3.Hadits ini telah diriwayatkan secara shah melalui jalan selain Hisyam. Al-Ismaili dan Utsman bin Abi Syaibah meriwayatkan dengan dua sanad yang lain dari Abu Malik Al-Asy'ari Radhiyallahu 'anhu.
4.Bahwa seandainya Bukhari tidak bertemu dan tidak mendengar dari Hisyam, maka beliau memasukkan hadits ini dalam kitab Shahih-nya menunjukkan bahwa hadits ini menurut beliau telah sah dari Hisyam dengan tidak menyebut perantara antara beliau dengan Hisyam. Hal ini dimungkinkan karena telah demikian masyhur perantara-perantara tersebut atau karena banyaknya jumlah mereka. Dengan demikian hadits tersebut sudah terkenal dan termasyhur dari Hisyam.
5.Apabila Bukhari berkata dalam Shahih-nya, "Telah berkata si Fulan", maka hadits tersebut adalah shahih menurut beliau.
6.Bukhari menyebutkan hadits ini dalam Shahih-nya dan berhujjah dengannya, tidak sekedar menjadikannya syahid (saksi atau pendukung terhadap hadits lain yang semakna), dengan demikian maka hadits tersebut adalah shahih tanpa diragukan lagi.
Ibnu Shalah 1) berkata : "Tidak perlu dihiraukan pendapat Abu Muhammad bin Hazm Az-Zhahiri Al-Hafizh yang menolak hadits Bukhari dari Abu Amir atau dari Abu Malik". Lalu beliau menyebutkan hadits tersebut, kemudian berkata. "Hadits tersebut sudah terkenal dari orang-orang kepercayaan dari orang-orang yang digantungkan oleh Bukhari itu. Dan kadang-kadang beliau berbuat demikian karena beliau telah meyebutkannya pada tempat lain dalam kitab beliau dengan sanadnya yang bersambung. Dan adakalanya beliau berbuat demikian karena alasan-alasan lain yang tidak laik dikatakan haditsnya munqathi'. Wallahu a'lam. (Muqaddimah Ibnush Shalah Fii 'Ulumil Hadits, halaman 32, terbitan Darul Kutub Al-Ilmiyah, Beirut, 1398H. Fathul-Bari 10:52)

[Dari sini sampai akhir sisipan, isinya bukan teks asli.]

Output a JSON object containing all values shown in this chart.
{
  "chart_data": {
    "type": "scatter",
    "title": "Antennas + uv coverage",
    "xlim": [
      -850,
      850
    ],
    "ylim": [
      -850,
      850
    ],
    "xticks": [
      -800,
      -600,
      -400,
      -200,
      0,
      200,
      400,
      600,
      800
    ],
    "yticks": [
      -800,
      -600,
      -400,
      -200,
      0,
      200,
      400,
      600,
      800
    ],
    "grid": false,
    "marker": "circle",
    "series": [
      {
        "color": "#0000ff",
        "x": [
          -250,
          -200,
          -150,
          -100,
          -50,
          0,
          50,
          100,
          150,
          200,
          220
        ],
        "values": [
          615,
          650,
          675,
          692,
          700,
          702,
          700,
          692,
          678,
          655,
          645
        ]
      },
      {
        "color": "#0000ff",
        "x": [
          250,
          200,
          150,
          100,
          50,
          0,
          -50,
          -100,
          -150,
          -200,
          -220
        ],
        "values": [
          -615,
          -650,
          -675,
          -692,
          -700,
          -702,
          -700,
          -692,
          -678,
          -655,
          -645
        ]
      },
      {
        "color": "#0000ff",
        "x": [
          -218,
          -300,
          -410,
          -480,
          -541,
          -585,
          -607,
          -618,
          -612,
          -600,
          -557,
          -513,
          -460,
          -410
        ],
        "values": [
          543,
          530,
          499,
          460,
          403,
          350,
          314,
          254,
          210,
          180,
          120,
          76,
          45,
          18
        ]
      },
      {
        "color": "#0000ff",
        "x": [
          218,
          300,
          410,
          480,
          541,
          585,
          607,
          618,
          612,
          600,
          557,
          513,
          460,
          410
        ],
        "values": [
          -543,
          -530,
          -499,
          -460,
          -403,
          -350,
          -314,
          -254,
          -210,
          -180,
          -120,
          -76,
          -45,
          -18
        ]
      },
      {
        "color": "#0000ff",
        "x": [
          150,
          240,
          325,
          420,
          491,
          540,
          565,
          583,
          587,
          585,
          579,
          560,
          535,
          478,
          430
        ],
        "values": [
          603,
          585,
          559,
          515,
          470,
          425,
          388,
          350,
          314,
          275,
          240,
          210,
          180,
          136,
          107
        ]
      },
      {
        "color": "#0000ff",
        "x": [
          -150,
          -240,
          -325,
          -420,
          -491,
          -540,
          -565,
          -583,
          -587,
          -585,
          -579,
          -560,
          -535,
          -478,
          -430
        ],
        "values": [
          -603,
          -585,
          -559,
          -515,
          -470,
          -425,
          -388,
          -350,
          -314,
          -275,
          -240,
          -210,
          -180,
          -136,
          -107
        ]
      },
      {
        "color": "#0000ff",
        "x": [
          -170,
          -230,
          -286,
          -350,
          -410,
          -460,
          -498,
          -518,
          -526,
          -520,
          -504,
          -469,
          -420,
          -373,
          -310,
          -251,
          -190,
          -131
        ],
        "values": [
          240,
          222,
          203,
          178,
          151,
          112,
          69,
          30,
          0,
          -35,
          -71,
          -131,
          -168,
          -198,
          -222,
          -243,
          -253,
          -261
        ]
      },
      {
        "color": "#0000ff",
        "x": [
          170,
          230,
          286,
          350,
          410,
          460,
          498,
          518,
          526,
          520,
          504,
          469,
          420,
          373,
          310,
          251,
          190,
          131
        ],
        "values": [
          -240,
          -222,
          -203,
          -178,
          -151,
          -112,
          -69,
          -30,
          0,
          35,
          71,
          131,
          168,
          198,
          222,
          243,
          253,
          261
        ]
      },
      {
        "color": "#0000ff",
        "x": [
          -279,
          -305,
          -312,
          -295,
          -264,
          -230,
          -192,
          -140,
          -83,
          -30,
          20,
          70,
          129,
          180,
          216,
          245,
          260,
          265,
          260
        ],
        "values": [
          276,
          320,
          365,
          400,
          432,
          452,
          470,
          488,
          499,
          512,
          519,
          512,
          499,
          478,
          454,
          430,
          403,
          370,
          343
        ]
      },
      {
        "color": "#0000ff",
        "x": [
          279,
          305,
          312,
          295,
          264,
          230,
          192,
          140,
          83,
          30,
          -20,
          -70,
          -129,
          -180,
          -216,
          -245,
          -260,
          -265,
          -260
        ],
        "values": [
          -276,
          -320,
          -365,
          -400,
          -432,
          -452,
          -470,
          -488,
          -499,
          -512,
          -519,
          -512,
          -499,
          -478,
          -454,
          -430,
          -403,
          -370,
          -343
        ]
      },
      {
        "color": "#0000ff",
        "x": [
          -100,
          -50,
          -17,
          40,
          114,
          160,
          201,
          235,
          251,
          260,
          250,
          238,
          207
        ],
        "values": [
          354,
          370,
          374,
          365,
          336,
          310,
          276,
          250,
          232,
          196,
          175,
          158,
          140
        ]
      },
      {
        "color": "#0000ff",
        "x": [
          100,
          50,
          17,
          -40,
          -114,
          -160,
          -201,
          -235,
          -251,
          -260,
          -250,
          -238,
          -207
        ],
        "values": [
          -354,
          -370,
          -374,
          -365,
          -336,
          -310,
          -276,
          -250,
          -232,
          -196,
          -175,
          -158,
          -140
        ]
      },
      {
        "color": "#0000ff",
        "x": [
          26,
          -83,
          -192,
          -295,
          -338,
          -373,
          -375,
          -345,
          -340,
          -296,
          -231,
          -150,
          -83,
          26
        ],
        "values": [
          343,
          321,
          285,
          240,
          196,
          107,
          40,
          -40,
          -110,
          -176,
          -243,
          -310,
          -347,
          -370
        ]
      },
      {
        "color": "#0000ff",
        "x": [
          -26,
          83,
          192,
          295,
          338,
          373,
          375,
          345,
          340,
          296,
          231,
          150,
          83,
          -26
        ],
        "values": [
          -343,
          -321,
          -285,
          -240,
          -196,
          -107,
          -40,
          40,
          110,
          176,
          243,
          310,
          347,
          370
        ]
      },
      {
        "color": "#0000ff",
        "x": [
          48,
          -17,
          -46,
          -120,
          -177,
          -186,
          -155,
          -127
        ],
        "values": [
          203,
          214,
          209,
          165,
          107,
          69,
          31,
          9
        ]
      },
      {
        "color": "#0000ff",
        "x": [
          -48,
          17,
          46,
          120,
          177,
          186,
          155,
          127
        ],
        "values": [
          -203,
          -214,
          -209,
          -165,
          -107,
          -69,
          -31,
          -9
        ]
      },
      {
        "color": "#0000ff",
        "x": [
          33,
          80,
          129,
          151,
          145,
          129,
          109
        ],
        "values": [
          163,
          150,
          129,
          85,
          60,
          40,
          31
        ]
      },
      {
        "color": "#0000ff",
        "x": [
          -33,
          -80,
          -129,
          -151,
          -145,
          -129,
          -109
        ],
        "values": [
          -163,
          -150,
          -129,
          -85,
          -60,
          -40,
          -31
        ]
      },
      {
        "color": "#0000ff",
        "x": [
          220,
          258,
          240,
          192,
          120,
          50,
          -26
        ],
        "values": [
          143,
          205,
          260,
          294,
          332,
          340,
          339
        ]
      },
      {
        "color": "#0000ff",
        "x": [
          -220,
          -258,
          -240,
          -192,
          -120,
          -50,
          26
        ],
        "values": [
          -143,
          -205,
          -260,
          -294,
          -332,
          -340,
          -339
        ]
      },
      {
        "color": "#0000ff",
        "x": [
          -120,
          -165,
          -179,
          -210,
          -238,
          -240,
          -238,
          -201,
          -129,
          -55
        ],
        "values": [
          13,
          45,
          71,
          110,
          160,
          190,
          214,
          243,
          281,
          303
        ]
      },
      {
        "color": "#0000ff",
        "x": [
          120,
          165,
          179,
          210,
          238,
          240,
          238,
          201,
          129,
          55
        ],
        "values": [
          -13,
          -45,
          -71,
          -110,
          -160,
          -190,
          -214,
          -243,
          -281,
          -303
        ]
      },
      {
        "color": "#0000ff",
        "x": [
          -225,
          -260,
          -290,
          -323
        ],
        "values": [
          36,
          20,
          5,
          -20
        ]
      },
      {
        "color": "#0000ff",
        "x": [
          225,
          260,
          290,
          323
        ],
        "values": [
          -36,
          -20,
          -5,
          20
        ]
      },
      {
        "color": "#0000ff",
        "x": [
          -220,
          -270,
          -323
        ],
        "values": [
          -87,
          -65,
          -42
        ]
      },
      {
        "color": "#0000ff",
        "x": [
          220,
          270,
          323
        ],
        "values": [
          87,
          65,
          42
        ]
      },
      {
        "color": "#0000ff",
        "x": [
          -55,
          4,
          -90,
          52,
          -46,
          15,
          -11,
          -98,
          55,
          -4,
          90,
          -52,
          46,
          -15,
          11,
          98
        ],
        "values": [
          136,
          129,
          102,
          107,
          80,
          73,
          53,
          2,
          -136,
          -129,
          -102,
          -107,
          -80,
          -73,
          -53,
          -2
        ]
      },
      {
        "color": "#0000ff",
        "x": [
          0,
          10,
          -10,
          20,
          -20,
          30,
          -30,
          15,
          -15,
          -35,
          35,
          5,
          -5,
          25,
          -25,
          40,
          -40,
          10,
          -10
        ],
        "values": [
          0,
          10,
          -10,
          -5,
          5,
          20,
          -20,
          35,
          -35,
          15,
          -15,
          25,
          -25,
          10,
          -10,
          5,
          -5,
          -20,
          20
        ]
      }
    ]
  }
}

Saya sengaja membicarakan hadits ini agak panjang mengingat adanya sebagian orang yang terkecoh oleh pendapat Ibnu Hazm ini serta menjadikannya alasan untuk memperbolehkan alat-alat musik. Padahal, sudah jelas bahwa hadits-hadist yang melarangnya adalah shahih, dan umat ini diancam dengan bermacam-macam siksaan apabila telah merajalela permainan musik yang melalaikan (almalahi) dan merajalela pula kemaksiatan.